A l'époque, les relations entre la Sublime Porte et Henri II, roi de France, s'étaient améliorées au point que Dragut et Léon Strozzi, général des galères de France, agissaient de concert en mer, et devinrent, en peu de temps, les maîtres incontestés de la Méditerranée.
Cette situation ne devait pas durer. En 1559, Philippe II ayant autorisé les chevaliers de Malte et le vice-roi de Naples à tenter la reconquête de Tripoli, le Duc de Médina Coeli attaqua Djerba et la conquit. Il espérait en faire la base de soutien de sa flotte, pour son expédition.
La flotte du Duc comprenait 53 grosses galères, 28 navires de haut-bord, et une vingtaine de petites galères. Elle portait 14.000 fantassins et un matériel de siège considérable. Face à elle, Dragut ne pouvait disposer immédiatement que de 2 galères. C'est pourquoi il n'hésita pas à s'enfuir, et à se réfugier avec son lieutenant Outch Ali à Tripoli.
Le corsaire envoya son lieutenant demander des secours au Sultan, mais pendant ce temps, la flotte de Médina Coeli établit le blocus de Tripoli. Heureusement, l'amiral dut renoncer à attaquer la ville car ses troupes étaient décimées par la fièvre et la dysenterie. Il décida de retourner à Djerba pour y reposer ses forces.
Le 15 mars 1560, Dragut et Pioli Pacha, l'amiral de la flotte envoyée par le Sultan, surprirent l'escadre ennemie à l'appareillage de Djerba, et la détruisirent complètement.
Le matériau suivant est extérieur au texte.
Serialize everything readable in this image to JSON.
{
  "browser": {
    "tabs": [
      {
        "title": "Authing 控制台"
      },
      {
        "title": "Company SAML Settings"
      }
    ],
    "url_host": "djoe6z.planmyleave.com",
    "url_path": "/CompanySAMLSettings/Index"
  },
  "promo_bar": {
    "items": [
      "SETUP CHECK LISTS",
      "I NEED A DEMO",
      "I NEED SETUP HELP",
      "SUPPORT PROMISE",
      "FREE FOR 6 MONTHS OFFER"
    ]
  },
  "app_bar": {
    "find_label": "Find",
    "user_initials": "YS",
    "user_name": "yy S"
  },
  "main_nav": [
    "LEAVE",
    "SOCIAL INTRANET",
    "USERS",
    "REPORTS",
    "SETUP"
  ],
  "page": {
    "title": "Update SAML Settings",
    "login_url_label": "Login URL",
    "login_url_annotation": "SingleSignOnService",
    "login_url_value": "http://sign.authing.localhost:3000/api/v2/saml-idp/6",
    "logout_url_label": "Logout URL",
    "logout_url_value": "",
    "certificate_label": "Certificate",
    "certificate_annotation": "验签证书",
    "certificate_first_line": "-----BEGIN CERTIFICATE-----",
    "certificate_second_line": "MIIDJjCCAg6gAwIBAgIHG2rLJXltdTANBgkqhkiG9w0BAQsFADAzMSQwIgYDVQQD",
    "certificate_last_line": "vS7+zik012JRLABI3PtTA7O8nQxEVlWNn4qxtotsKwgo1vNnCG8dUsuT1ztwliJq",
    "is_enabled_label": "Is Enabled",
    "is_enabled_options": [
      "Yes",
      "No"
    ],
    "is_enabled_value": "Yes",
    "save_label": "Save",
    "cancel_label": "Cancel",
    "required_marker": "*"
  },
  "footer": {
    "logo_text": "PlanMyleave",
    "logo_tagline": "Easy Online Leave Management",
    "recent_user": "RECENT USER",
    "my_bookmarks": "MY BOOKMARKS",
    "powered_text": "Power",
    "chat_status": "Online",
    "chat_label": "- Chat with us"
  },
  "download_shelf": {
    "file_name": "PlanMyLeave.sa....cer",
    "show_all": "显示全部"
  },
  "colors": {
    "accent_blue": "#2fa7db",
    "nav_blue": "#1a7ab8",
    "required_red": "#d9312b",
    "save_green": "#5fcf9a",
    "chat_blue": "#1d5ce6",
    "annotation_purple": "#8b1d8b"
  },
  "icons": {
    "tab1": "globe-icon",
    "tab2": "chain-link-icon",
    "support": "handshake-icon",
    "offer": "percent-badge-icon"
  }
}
Ce fut un véritable désastre: tous les navires furent pris ou brûlés, les 2.000 chrétiens survivants se réfugièrent dans le fort et se défendirent avec acharnement durant 80 jours, avant d'accepter la rédition.
Pioli Pacha et Dragut rentrèrent triomphalement à Constantinople pour informer Soliman de leur succès.
Les Ottomans, devant cet exploit, entreprirent la reconquête de Malte en 1565 et établirent le blocus de l'île.
Dragut, qui participait à ces opérations, devait y laisser la vie.